Granite-3.0-8B-Instruct

Property	Value
Parameter Count	8.17B
License	Apache 2.0
Architecture	Decoder-only dense transformer
Supported Languages	12 languages including English, German, Spanish, French, and more
Context Length	4096 tokens

What is granite-3.0-8b-instruct?

Granite-3.0-8B-Instruct is an advanced language model developed by IBM's Granite team, featuring 8.17B parameters and optimized for instruction-following tasks. The model is built on a decoder-only dense transformer architecture and has been fine-tuned using a combination of open-source instruction datasets and internally collected synthetic data. It demonstrates impressive capabilities across multiple domains, from general text generation to specialized tasks like code generation and mathematical reasoning.

Implementation Details

The model architecture incorporates several modern techniques including GQA (Grouped Query Attention) and RoPE (Rotary Position Embedding), along with SwiGLU activation functions and RMSNorm. With an embedding size of 4096 and 40 layers, it balances computational efficiency with powerful performance. The model utilizes 32 attention heads with 8 KV heads and a substantial MLP hidden size of 12800.
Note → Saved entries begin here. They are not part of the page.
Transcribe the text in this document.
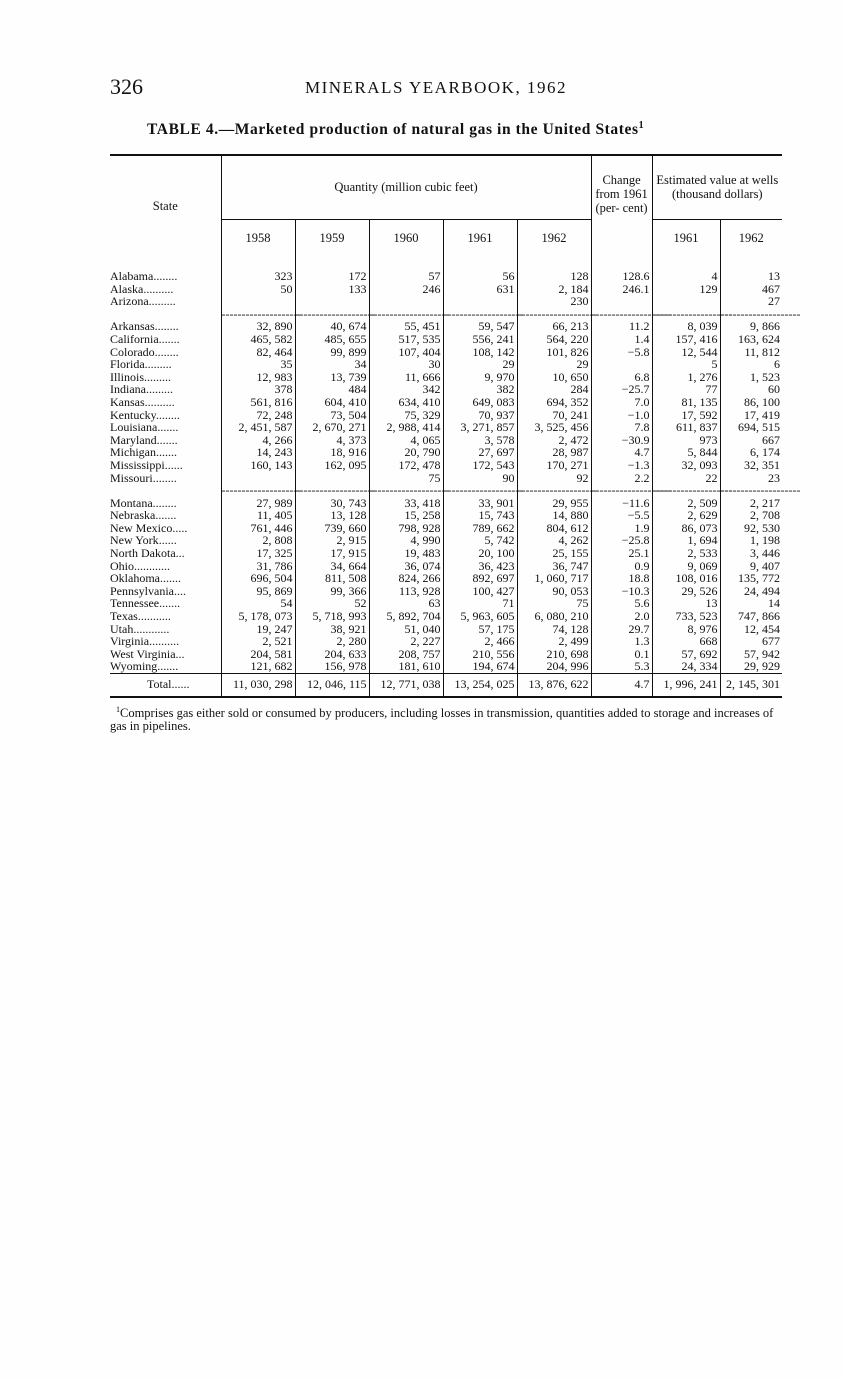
326	MINERALS YEARBOOK, 1962
TABLE 4.—Marketed production of natural gas in the United States$^1$
State	Quantity (million cubic feet)					Change from 1961 (per- cent)	Estimated value at wells (thousand dollars)	
	1958	1959	1960	1961	1962		1961	1962

Alabama........	323	172	57	56	128	128.6	4	13
Alaska..........	50	133	246	631	2, 184	246.1	129	467
Arizona.........					230			27
	--------------------	--------------------	--------------------	--------------------	--------------------	--------------------	--------------------	--------------------
Arkansas........	32, 890	40, 674	55, 451	59, 547	66, 213	11.2	8, 039	9, 866
California.......	465, 582	485, 655	517, 535	556, 241	564, 220	1.4	157, 416	163, 624
Colorado........	82, 464	99, 899	107, 404	108, 142	101, 826	−5.8	12, 544	11, 812
Florida.........	35	34	30	29	29		5	6
Illinois.........	12, 983	13, 739	11, 666	9, 970	10, 650	6.8	1, 276	1, 523
Indiana.........	378	484	342	382	284	−25.7	77	60
Kansas..........	561, 816	604, 410	634, 410	649, 083	694, 352	7.0	81, 135	86, 100
Kentucky........	72, 248	73, 504	75, 329	70, 937	70, 241	−1.0	17, 592	17, 419
Louisiana.......	2, 451, 587	2, 670, 271	2, 988, 414	3, 271, 857	3, 525, 456	7.8	611, 837	694, 515
Maryland.......	4, 266	4, 373	4, 065	3, 578	2, 472	−30.9	973	667
Michigan.......	14, 243	18, 916	20, 790	27, 697	28, 987	4.7	5, 844	6, 174
Mississippi......	160, 143	162, 095	172, 478	172, 543	170, 271	−1.3	32, 093	32, 351
Missouri........			75	90	92	2.2	22	23
	--------------------	--------------------	--------------------	--------------------	--------------------	--------------------	--------------------	--------------------
Montana........	27, 989	30, 743	33, 418	33, 901	29, 955	−11.6	2, 509	2, 217
Nebraska.......	11, 405	13, 128	15, 258	15, 743	14, 880	−5.5	2, 629	2, 708
New Mexico.....	761, 446	739, 660	798, 928	789, 662	804, 612	1.9	86, 073	92, 530
New York......	2, 808	2, 915	4, 990	5, 742	4, 262	−25.8	1, 694	1, 198
North Dakota...	17, 325	17, 915	19, 483	20, 100	25, 155	25.1	2, 533	3, 446
Ohio............	31, 786	34, 664	36, 074	36, 423	36, 747	0.9	9, 069	9, 407
Oklahoma.......	696, 504	811, 508	824, 266	892, 697	1, 060, 717	18.8	108, 016	135, 772
Pennsylvania....	95, 869	99, 366	113, 928	100, 427	90, 053	−10.3	29, 526	24, 494
Tennessee.......	54	52	63	71	75	5.6	13	14
Texas...........	5, 178, 073	5, 718, 993	5, 892, 704	5, 963, 605	6, 080, 210	2.0	733, 523	747, 866
Utah............	19, 247	38, 921	51, 040	57, 175	74, 128	29.7	8, 976	12, 454
Virginia..........	2, 521	2, 280	2, 227	2, 466	2, 499	1.3	668	677
West Virginia...	204, 581	204, 633	208, 757	210, 556	210, 698	0.1	57, 692	57, 942
Wyoming.......	121, 682	156, 978	181, 610	194, 674	204, 996	5.3	24, 334	29, 929
Total......	11, 030, 298	12, 046, 115	12, 771, 038	13, 254, 025	13, 876, 622	4.7	1, 996, 241	2, 145, 301
$^1$Comprises gas either sold or consumed by producers, including losses in transmission, quantities added to storage and increases of gas in pipelines.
Trained on IBM's Blue Vela supercomputing cluster using NVIDIA H100 GPUs
Leverages 100% renewable energy sources for training
Supports context length of 4096 tokens
Implements shared input/output embeddings for efficiency

Core Capabilities

Text summarization and classification
Question-answering and information extraction
Retrieval Augmented Generation (RAG)
Code-related tasks and function calling
Multilingual dialogue support
Mathematical reasoning (68.99% on GSM8K)
Common sense reasoning (82.61% on Hellaswag)

Frequently Asked Questions

Q: What makes this model unique?

The model stands out for its balanced architecture combining high performance with practical deployment considerations. It achieves strong results across diverse tasks while maintaining a reasonable parameter count, and notably includes support for 12 languages out of the box.

Q: What are the recommended use cases?

The model excels in business applications requiring multilingual support, code-related tasks, and general instruction following. It's particularly well-suited for building AI assistants, handling RAG applications, and performing complex reasoning tasks across multiple domains.